3 Eylül 2012 Pazartesi

Açe’nin Hatırlanışının 50. Yıldönümü Vesilesiyle Bir Kritik


Mehmet Özay                                                                                                                                                                        2 Eylül 2012

“Açe’nin Türk yurdunda hatırlanışı ne zamana dayanır?” diye bir soru aklımıza geldiğinde, herhalde 26 Aralık 2004 diyecektir kahir ekseriyet. Ramazan Bayramı vesilesiyle Açe’de bulunduğum bugünlerde İstanbul’daki arşivden topladığım evrakları karıştırırken, Ayhan Nalbandoğlu’nun kısa ancak önemli metnini bir kez daha ele alma fırsatı buldum. Baktım bu makalenin yayınlanmasından bugüne tamı tamına elli yıl geçmiş.

Nalbandoğlu’nun 1951 yılı Mayıs ayında kaleme aldığı ve “Sumatra ve Cava’da Türk Topları” başlığını taşıyan makalesi Ülkü Kitap Yurdu tarafından yayımlanan Tarih Hazinesi Dergisi’nin onuncu sayısında çıkmış. Bu derginin iki cilt halinde biraraya getirilen nüshalarına, 2006 yılı başlarında, Sultanahmet’teki Başbakanlık Osmanlı Arşivleri’nin giriş katındaki Cumhuriyet döneminde Latin alfabesiyle yayınlanan kimi eserlerin yer verildiği bölümde bulmuştum. Söz konusu derginin, ulaşabildiğim bu iki cildinin dışında başka sayıları olup olmadığını şimdilik bilmiyorum. Adını maalesef hatırlayamadığım bu bölümden sorumlu beyin de yardımıyla Tarih Hazine’sinin nüshalarına ulaşmış ve ilgili sayfalarını fotokopi almıştım. Bu vesile ile, o sıralar ziyaretlerim sırasında yardımını esirgemeyen bu bey’e gıyabında teşekkür etmek isterim.

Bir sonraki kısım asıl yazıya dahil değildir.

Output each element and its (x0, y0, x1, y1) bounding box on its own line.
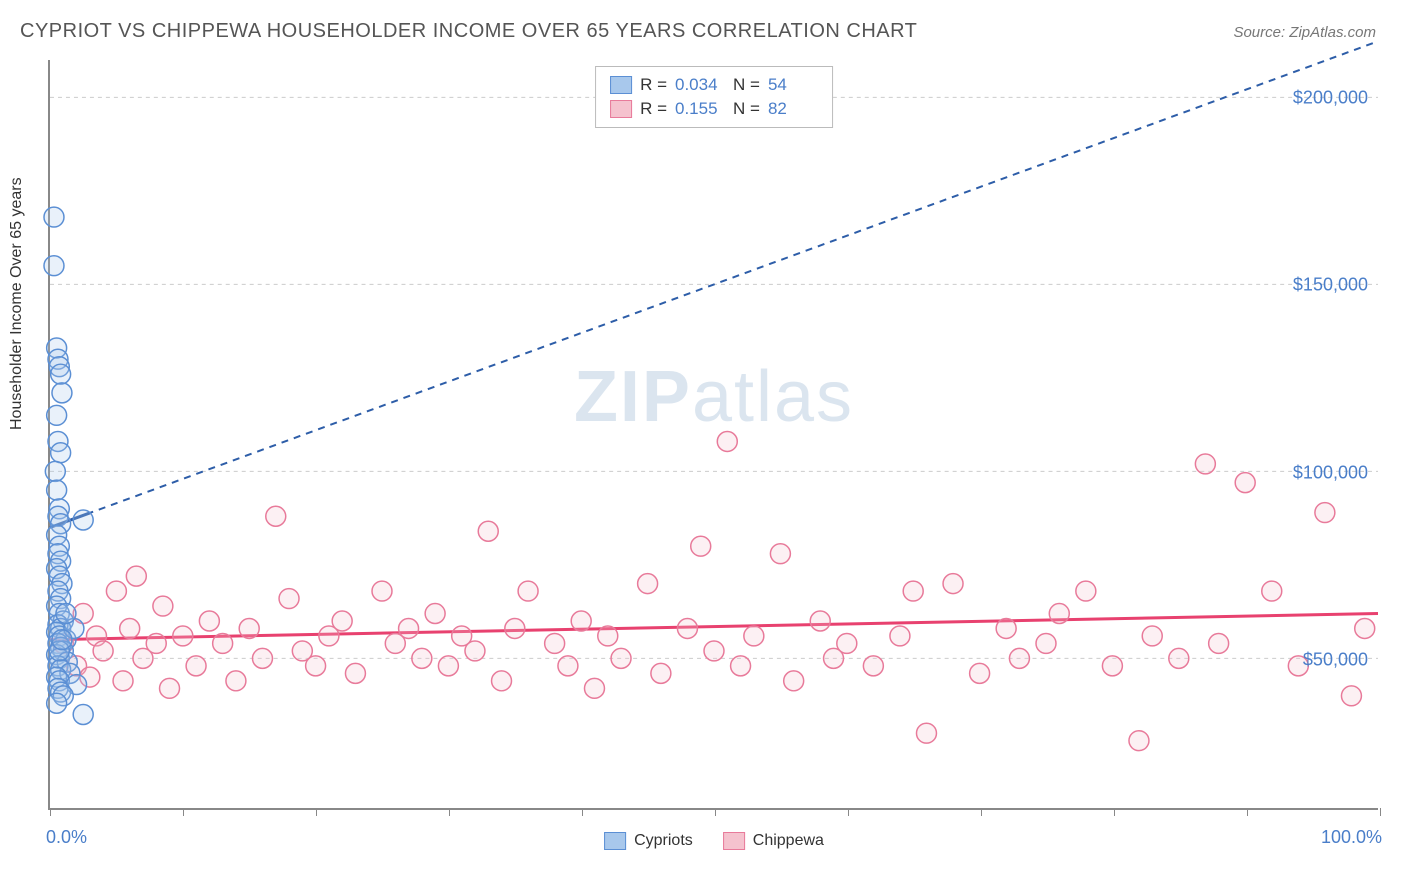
x-tick (981, 808, 982, 816)
legend-stats-row-cypriots: R = 0.034 N = 54 (610, 73, 818, 97)
legend-swatch-cypriots (610, 76, 632, 94)
y-tick-label: $100,000 (1293, 462, 1368, 483)
legend-label-chippewa: Chippewa (753, 832, 824, 850)
x-axis-max-label: 100.0% (1321, 827, 1382, 848)
n-value-cypriots: 54 (768, 75, 818, 95)
r-label: R = (640, 75, 667, 95)
n-value-chippewa: 82 (768, 99, 818, 119)
legend-stats-box: R = 0.034 N = 54 R = 0.155 N = 82 (595, 66, 833, 128)
legend-swatch-cypriots (604, 832, 626, 850)
legend-stats-row-chippewa: R = 0.155 N = 82 (610, 97, 818, 121)
legend-item-chippewa: Chippewa (723, 832, 824, 850)
x-tick (848, 808, 849, 816)
legend-label-cypriots: Cypriots (634, 832, 693, 850)
x-tick (50, 808, 51, 816)
y-axis-label: Householder Income Over 65 years (8, 177, 26, 430)
n-label: N = (733, 99, 760, 119)
x-tick (449, 808, 450, 816)
x-tick (183, 808, 184, 816)
r-value-chippewa: 0.155 (675, 99, 725, 119)
x-axis-min-label: 0.0% (46, 827, 87, 848)
r-label: R = (640, 99, 667, 119)
chart-title: CYPRIOT VS CHIPPEWA HOUSEHOLDER INCOME O… (20, 20, 917, 43)
x-tick (1114, 808, 1115, 816)
n-label: N = (733, 75, 760, 95)
x-tick (582, 808, 583, 816)
x-tick (316, 808, 317, 816)
y-tick-label: $200,000 (1293, 87, 1368, 108)
chart-svg (50, 60, 1378, 808)
y-tick-label: $50,000 (1303, 650, 1368, 671)
legend-swatch-chippewa (610, 100, 632, 118)
y-tick-label: $150,000 (1293, 275, 1368, 296)
source-label: Source: ZipAtlas.com (1233, 24, 1376, 41)
x-tick (715, 808, 716, 816)
legend-swatch-chippewa (723, 832, 745, 850)
x-tick (1247, 808, 1248, 816)
legend-bottom: Cypriots Chippewa (604, 832, 824, 850)
plot-area: ZIPatlas $50,000$100,000$150,000$200,000… (48, 60, 1378, 810)
r-value-cypriots: 0.034 (675, 75, 725, 95)
legend-item-cypriots: Cypriots (604, 832, 693, 850)
x-tick (1380, 808, 1381, 816)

Nalbandoğlu’nun söz konusu iki sayfalık bu makalesine yeniden göz atarken, ilk okumalarımda epeyce cümlenin altını çizdiğimizi fark etmekle birlikte, aradan geçen süreçte elimin değdiği Endonezyaca ve İngilizce metinlerden edindiğim bilgilerle ister istemez bir kıyaslama yapma durumunda kaldım. Elbette bu kritik yaklaşım, Nalbandoğlu’nun elli yıl önce kaleme aldığı metnin öneminden bir şey kaybettirmeyecektir. Ancak, modern Türkiye şartlarında Açe’nin yeniden hatırlanışında nasıl bir yaklaşım sergilendiğini, bunun ne kadarının tarihi gerçekliklerle örtüştüğü, ne kadarının afakî veya mitsel tasarımlara dayandığını ortaya koymak da bir sorumluluk gereği olduğunu unutmamalıyız.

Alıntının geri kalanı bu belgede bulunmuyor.